The city's Fire Department and the Deschutes County Rural Fire Protection District No. 2 plan to commission a study on whether it is feasible to combine the two entities, a move that could raise more money for fire services, Huhn said. In the meantime, the Fire Department has used data analysis to change how it responds to some calls in order to use its resources more efficiently.

City Councilor Jim Clinton said he hopes to find money in the next city budget to add both police and firefighters. “There are other options that I'm sure the new City Council will be looking at for public safety funding," Clinton said. For example, the new council could ask voters to approve a public safety tax levy or it could stop using money from the general fund to pay for planning and engineering employees and use the money instead for public safety.

“As the economy starts to pick up and development increases, that's another thing to look at because it was considered to be more of a short-term fix to the recession in the housing business or construction business," Clinton said.

In the 2011 city employee survey, one employee wrote that “The (Fire Department) plays a card shuffling game way too often with the resources available and has truely (sic) gotten lucky to cover calls." Another employee wrote that due to “our very poor staffing levels and constantly increasing calls for service we are not always available to respond to emergencies at the time of the calls as needed because we are already busy on other emergencies."

The city Fire Department and the rural district could spend up to about $40,000 on the consultant who will produce the feasibility study, Huhn said. He expects the study to be completed by early spring, when the city will begin assembling its next budget. Aside from raising more revenue, combining the rural district and city Fire Department could reduce expenses, Huhn said.

The department already began to change how it does business in order to control response times as much as possible with existing employees and equipment. “We've made some progress there and it's because of how we've changed our response patterns," Huhn said. “We've been working a lot with our data and trying to change our response patterns accordingly."

The department examined how it responded to various incidents, such as fire alarms. Typically, the department would send the same vehicles and personnel to respond to alarms as when a person calls to report a fire: three pumper trucks, a ladder truck, a medic unit and a command vehicle. However, Bend Fire Department statistics showed the fire alarms were frequently false, so the department now often sends only a single vehicle to respond to such alarms.

“There's a risk to that response, if it turns out to be something," Huhn said. “But we know, odds are it's a non-incident ... There's also a risk to sending all the resources to it, that another call will come in while there are no available units. This is the kind of thing a lot of departments are looking at — just having to rethink what we do and take a different approach to some things."

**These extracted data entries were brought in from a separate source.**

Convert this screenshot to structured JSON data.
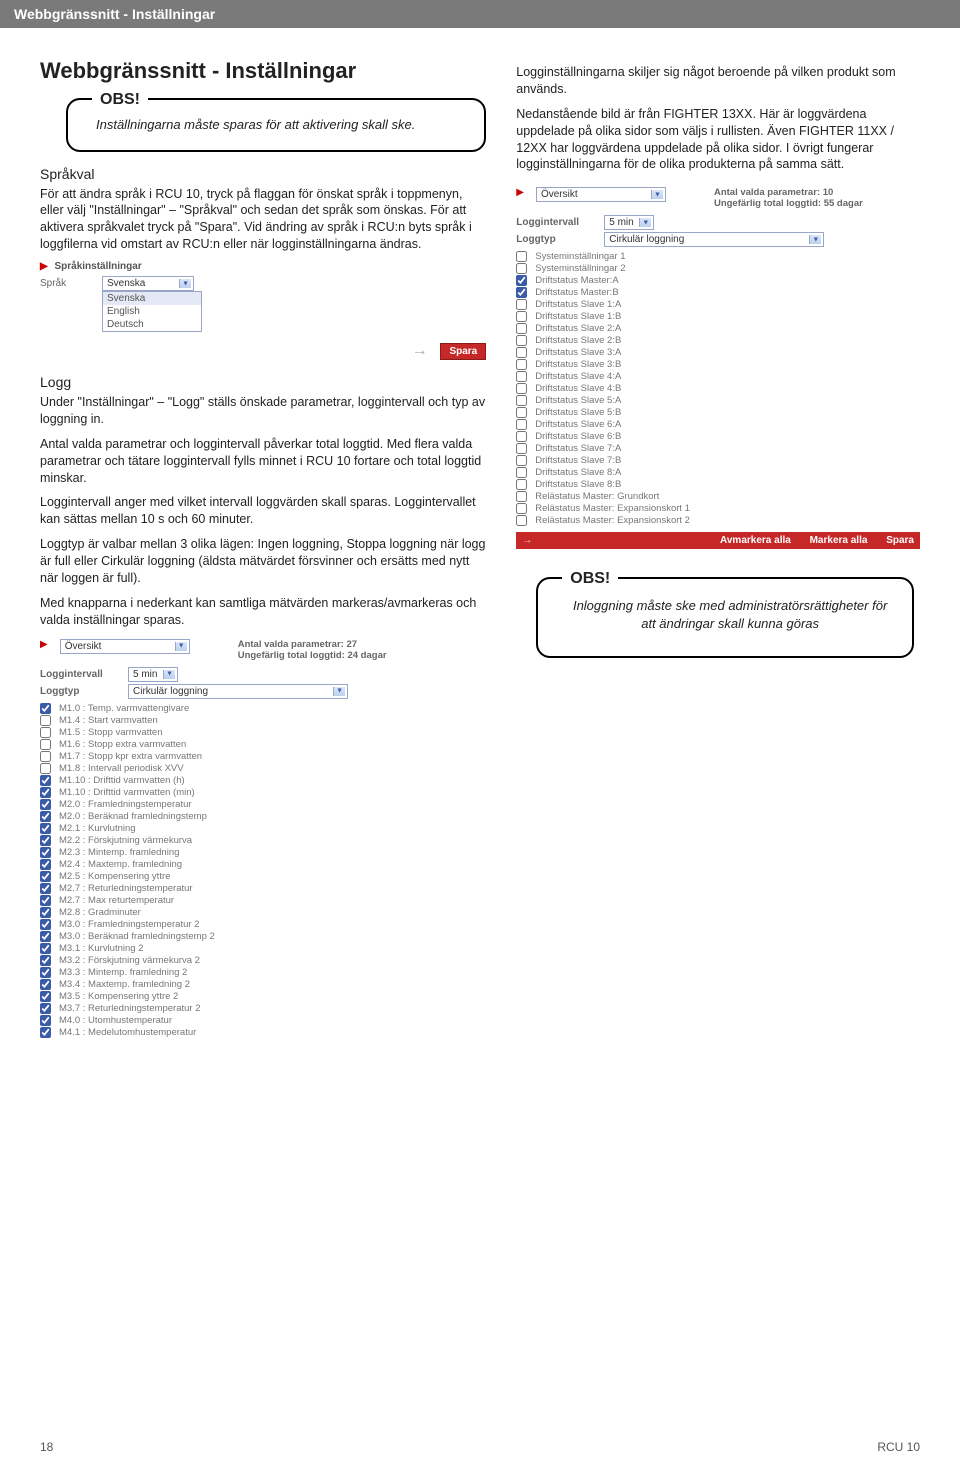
{
  "header": {
    "title": "Webbgränssnitt - Inställningar"
  },
  "left": {
    "title": "Webbgränssnitt - Inställningar",
    "obs": {
      "label": "OBS!",
      "text": "Inställningarna måste sparas för att aktivering skall ske."
    },
    "sprakval_h": "Språkval",
    "sprakval_p": "För att ändra språk i RCU 10, tryck på flaggan för önskat språk i toppmenyn, eller välj \"Inställningar\" – \"Språkval\" och sedan det språk som önskas. För att aktivera språkvalet tryck på \"Spara\". Vid ändring av språk i RCU:n byts språk i loggfilerna vid omstart av RCU:n eller när logginställningarna ändras.",
    "sprak_widget": {
      "header": "Språkinställningar",
      "label": "Språk",
      "selected": "Svenska",
      "options": [
        "Svenska",
        "English",
        "Deutsch"
      ],
      "save": "Spara"
    },
    "logg_h": "Logg",
    "logg_p1": "Under \"Inställningar\" – \"Logg\" ställs önskade parametrar, loggintervall och typ av loggning in.",
    "logg_p2": "Antal valda parametrar och loggintervall påverkar total loggtid. Med flera valda parametrar och tätare loggintervall fylls minnet i RCU 10 fortare och total loggtid minskar.",
    "logg_p3": "Loggintervall anger med vilket intervall loggvärden skall sparas. Loggintervallet kan sättas mellan 10 s och 60 minuter.",
    "logg_p4": "Loggtyp är valbar mellan 3 olika lägen: Ingen loggning, Stoppa loggning när logg är full eller Cirkulär loggning (äldsta mätvärdet försvinner och ersätts med nytt när loggen är full).",
    "logg_p5": "Med knapparna i nederkant kan samtliga mätvärden markeras/avmarkeras och valda inställningar sparas.",
    "logg_widget": {
      "oversikt": "Översikt",
      "meta1": "Antal valda parametrar: 27",
      "meta2": "Ungefärlig total loggtid: 24 dagar",
      "interval_lbl": "Loggintervall",
      "interval_val": "5 min",
      "type_lbl": "Loggtyp",
      "type_val": "Cirkulär loggning",
      "items": [
        {
          "c": true,
          "t": "M1.0 : Temp. varmvattengivare"
        },
        {
          "c": false,
          "t": "M1.4 : Start varmvatten"
        },
        {
          "c": false,
          "t": "M1.5 : Stopp varmvatten"
        },
        {
          "c": false,
          "t": "M1.6 : Stopp extra varmvatten"
        },
        {
          "c": false,
          "t": "M1.7 : Stopp kpr extra varmvatten"
        },
        {
          "c": false,
          "t": "M1.8 : Intervall periodisk XVV"
        },
        {
          "c": true,
          "t": "M1.10 : Drifttid varmvatten (h)"
        },
        {
          "c": true,
          "t": "M1.10 : Drifttid varmvatten (min)"
        },
        {
          "c": true,
          "t": "M2.0 : Framledningstemperatur"
        },
        {
          "c": true,
          "t": "M2.0 : Beräknad framledningstemp"
        },
        {
          "c": true,
          "t": "M2.1 : Kurvlutning"
        },
        {
          "c": true,
          "t": "M2.2 : Förskjutning värmekurva"
        },
        {
          "c": true,
          "t": "M2.3 : Mintemp. framledning"
        },
        {
          "c": true,
          "t": "M2.4 : Maxtemp. framledning"
        },
        {
          "c": true,
          "t": "M2.5 : Kompensering yttre"
        },
        {
          "c": true,
          "t": "M2.7 : Returledningstemperatur"
        },
        {
          "c": true,
          "t": "M2.7 : Max returtemperatur"
        },
        {
          "c": true,
          "t": "M2.8 : Gradminuter"
        },
        {
          "c": true,
          "t": "M3.0 : Framledningstemperatur 2"
        },
        {
          "c": true,
          "t": "M3.0 : Beräknad framledningstemp 2"
        },
        {
          "c": true,
          "t": "M3.1 : Kurvlutning 2"
        },
        {
          "c": true,
          "t": "M3.2 : Förskjutning värmekurva 2"
        },
        {
          "c": true,
          "t": "M3.3 : Mintemp. framledning 2"
        },
        {
          "c": true,
          "t": "M3.4 : Maxtemp. framledning 2"
        },
        {
          "c": true,
          "t": "M3.5 : Kompensering yttre 2"
        },
        {
          "c": true,
          "t": "M3.7 : Returledningstemperatur 2"
        },
        {
          "c": true,
          "t": "M4.0 : Utomhustemperatur"
        },
        {
          "c": true,
          "t": "M4.1 : Medelutomhustemperatur"
        }
      ]
    }
  },
  "right": {
    "p1": "Logginställningarna skiljer sig något beroende på vilken produkt som används.",
    "p2": "Nedanstående bild är från FIGHTER 13XX. Här är loggvärdena uppdelade på olika sidor som väljs i rullisten. Även FIGHTER 11XX / 12XX har loggvärdena uppdelade på olika sidor. I övrigt fungerar logginställningarna för de olika produkterna på samma sätt.",
    "widget": {
      "oversikt": "Översikt",
      "meta1": "Antal valda parametrar: 10",
      "meta2": "Ungefärlig total loggtid: 55 dagar",
      "interval_lbl": "Loggintervall",
      "interval_val": "5 min",
      "type_lbl": "Loggtyp",
      "type_val": "Cirkulär loggning",
      "items": [
        {
          "c": false,
          "t": "Systeminställningar 1"
        },
        {
          "c": false,
          "t": "Systeminställningar 2"
        },
        {
          "c": true,
          "t": "Driftstatus Master:A"
        },
        {
          "c": true,
          "t": "Driftstatus Master:B"
        },
        {
          "c": false,
          "t": "Driftstatus Slave 1:A"
        },
        {
          "c": false,
          "t": "Driftstatus Slave 1:B"
        },
        {
          "c": false,
          "t": "Driftstatus Slave 2:A"
        },
        {
          "c": false,
          "t": "Driftstatus Slave 2:B"
        },
        {
          "c": false,
          "t": "Driftstatus Slave 3:A"
        },
        {
          "c": false,
          "t": "Driftstatus Slave 3:B"
        },
        {
          "c": false,
          "t": "Driftstatus Slave 4:A"
        },
        {
          "c": false,
          "t": "Driftstatus Slave 4:B"
        },
        {
          "c": false,
          "t": "Driftstatus Slave 5:A"
        },
        {
          "c": false,
          "t": "Driftstatus Slave 5:B"
        },
        {
          "c": false,
          "t": "Driftstatus Slave 6:A"
        },
        {
          "c": false,
          "t": "Driftstatus Slave 6:B"
        },
        {
          "c": false,
          "t": "Driftstatus Slave 7:A"
        },
        {
          "c": false,
          "t": "Driftstatus Slave 7:B"
        },
        {
          "c": false,
          "t": "Driftstatus Slave 8:A"
        },
        {
          "c": false,
          "t": "Driftstatus Slave 8:B"
        },
        {
          "c": false,
          "t": "Relästatus Master: Grundkort"
        },
        {
          "c": false,
          "t": "Relästatus Master: Expansionskort 1"
        },
        {
          "c": false,
          "t": "Relästatus Master: Expansionskort 2"
        }
      ],
      "buttons": [
        "Avmarkera alla",
        "Markera alla",
        "Spara"
      ]
    },
    "obs": {
      "label": "OBS!",
      "text": "Inloggning måste ske med administratörsrättigheter för att ändringar skall kunna göras"
    }
  },
  "footer": {
    "page": "18",
    "product": "RCU 10"
  }
}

There are five fire stations combined in the Bend Fire Department and the rural fire district, and Huhn has proposed that if more money becomes available in the future, the city should build a sixth station at a central location on Third Street or 15th Street. “If we really wanted to make inroads to our response times, all of our data shows that core area between about 15th and Third, and then north and south about a similar distance, is really where we need to focus on," Huhn said. However, before building a new station, there is room to add crews at existing stations and that is probably what the department would do, Huhn said.

As for what is a good response time, Huhn said that is something the community must determine.

“Fire doubles in size every minute," Huhn said. “The community has to decide what is an acceptable level of risk. My biggest concern right now is not getting down to a good response time, it's that we have to stop this increase. Then we can talk about what does the community want in terms of a response time goal?"